Whose Forest, Whose World is an occasion for reflecting on the entities, sights, and times we objectified and marginalized for narratives in which people centrally feature on the small planet of Earth. In this exhibition, we will slowly examine, inside and out, today’s nature, nonhuman entities, and scenery in the growth of cities and civilization, which people have been developing. Through this, we ask whose forest and whose world the small but giant forest called the Earth we stand on is. 

The exhibition consists of the three sections of Flowers Do Not Bloom & Birds Do Not Chirp Even Though Spring Has Arrived, Forgotten Face, Patched World, and Belonging to the World, & Existing Together in the World; and the thirteen artists KANG Honggoo, KWON Hyewon, KIM Oksun, KIM Yujung, BEAK Jungki, SONG Sanghee, LI Setbyul, CHANG Hanna, CHUNG Zuyoung, JUNG Haejung, MINSUN, Anicka YI, and Tomás SARACENO are exhibiting. 

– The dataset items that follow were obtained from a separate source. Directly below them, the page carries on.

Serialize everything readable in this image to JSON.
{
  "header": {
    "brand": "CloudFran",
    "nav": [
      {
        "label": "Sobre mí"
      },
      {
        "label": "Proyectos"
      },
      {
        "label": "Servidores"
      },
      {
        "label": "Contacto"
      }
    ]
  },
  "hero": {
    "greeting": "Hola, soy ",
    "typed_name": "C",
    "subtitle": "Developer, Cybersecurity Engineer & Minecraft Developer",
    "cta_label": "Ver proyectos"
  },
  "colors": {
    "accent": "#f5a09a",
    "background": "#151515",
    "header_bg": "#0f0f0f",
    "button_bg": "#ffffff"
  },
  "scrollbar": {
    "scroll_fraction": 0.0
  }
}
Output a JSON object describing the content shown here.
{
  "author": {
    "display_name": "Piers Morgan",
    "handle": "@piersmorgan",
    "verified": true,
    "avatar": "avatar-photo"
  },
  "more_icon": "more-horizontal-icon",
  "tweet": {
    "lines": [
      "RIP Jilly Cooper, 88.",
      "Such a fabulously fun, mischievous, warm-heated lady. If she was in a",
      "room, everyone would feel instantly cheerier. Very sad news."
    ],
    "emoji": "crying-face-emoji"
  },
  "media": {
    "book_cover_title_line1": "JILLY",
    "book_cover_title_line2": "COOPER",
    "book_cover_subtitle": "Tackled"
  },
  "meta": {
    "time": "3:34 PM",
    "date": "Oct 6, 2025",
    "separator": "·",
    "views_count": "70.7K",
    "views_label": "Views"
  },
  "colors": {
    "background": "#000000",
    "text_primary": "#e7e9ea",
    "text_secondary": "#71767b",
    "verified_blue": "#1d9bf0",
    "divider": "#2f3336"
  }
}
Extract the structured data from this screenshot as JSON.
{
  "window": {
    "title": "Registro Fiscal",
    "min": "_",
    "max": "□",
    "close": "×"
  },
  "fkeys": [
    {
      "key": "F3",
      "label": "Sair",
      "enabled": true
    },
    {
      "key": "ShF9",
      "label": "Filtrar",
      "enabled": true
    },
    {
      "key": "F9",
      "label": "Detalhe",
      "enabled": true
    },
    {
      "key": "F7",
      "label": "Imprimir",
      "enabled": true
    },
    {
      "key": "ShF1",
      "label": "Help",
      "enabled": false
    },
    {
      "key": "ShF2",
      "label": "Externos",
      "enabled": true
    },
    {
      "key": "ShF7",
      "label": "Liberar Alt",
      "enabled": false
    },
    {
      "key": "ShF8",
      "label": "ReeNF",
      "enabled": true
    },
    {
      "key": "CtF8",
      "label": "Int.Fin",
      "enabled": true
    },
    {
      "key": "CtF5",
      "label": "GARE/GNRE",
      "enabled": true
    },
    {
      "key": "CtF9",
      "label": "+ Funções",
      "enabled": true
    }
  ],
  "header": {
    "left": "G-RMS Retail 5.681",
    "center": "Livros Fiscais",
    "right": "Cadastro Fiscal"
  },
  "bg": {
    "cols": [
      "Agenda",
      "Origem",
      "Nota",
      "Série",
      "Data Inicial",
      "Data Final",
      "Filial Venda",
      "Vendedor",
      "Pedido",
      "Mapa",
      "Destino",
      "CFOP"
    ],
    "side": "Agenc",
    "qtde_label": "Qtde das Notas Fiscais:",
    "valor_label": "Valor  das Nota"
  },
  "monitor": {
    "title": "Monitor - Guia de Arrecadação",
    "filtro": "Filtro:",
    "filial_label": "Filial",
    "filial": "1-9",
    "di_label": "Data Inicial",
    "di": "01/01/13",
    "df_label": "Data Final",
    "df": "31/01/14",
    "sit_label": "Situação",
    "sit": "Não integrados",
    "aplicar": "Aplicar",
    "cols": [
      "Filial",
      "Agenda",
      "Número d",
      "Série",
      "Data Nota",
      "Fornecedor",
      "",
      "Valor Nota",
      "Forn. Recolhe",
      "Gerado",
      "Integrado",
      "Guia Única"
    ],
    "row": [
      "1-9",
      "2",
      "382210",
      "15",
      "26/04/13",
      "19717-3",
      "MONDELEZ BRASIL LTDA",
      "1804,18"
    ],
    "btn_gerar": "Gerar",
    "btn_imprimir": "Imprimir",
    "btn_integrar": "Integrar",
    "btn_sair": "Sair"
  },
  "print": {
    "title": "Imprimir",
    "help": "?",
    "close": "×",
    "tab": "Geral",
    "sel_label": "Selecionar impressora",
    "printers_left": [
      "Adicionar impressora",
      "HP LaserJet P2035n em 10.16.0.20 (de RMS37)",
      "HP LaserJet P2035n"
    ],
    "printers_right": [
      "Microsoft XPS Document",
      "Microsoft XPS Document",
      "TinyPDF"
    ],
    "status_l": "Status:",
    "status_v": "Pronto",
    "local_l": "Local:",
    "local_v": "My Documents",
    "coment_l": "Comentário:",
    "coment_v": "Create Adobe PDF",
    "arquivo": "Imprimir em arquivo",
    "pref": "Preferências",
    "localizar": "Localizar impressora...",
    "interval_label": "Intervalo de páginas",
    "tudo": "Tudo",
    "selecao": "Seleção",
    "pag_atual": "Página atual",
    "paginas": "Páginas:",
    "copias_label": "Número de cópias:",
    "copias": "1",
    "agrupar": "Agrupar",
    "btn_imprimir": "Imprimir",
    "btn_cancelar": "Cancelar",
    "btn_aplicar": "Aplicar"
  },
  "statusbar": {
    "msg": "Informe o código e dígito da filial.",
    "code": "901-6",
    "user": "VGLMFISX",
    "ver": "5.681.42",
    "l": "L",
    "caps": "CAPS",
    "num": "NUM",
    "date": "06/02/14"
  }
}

With this exhibition, we seek to prepare a place for being able to reflect on our present selves and nature, ultimately reset the future relationship between nature and humans in the Anthropocene and beyond, and discuss symbiosis. Further, we hope this will be a meaningful time in which viewers can share an ecological sensibility regarding nature, nonhumans, and the future through the artists’ works.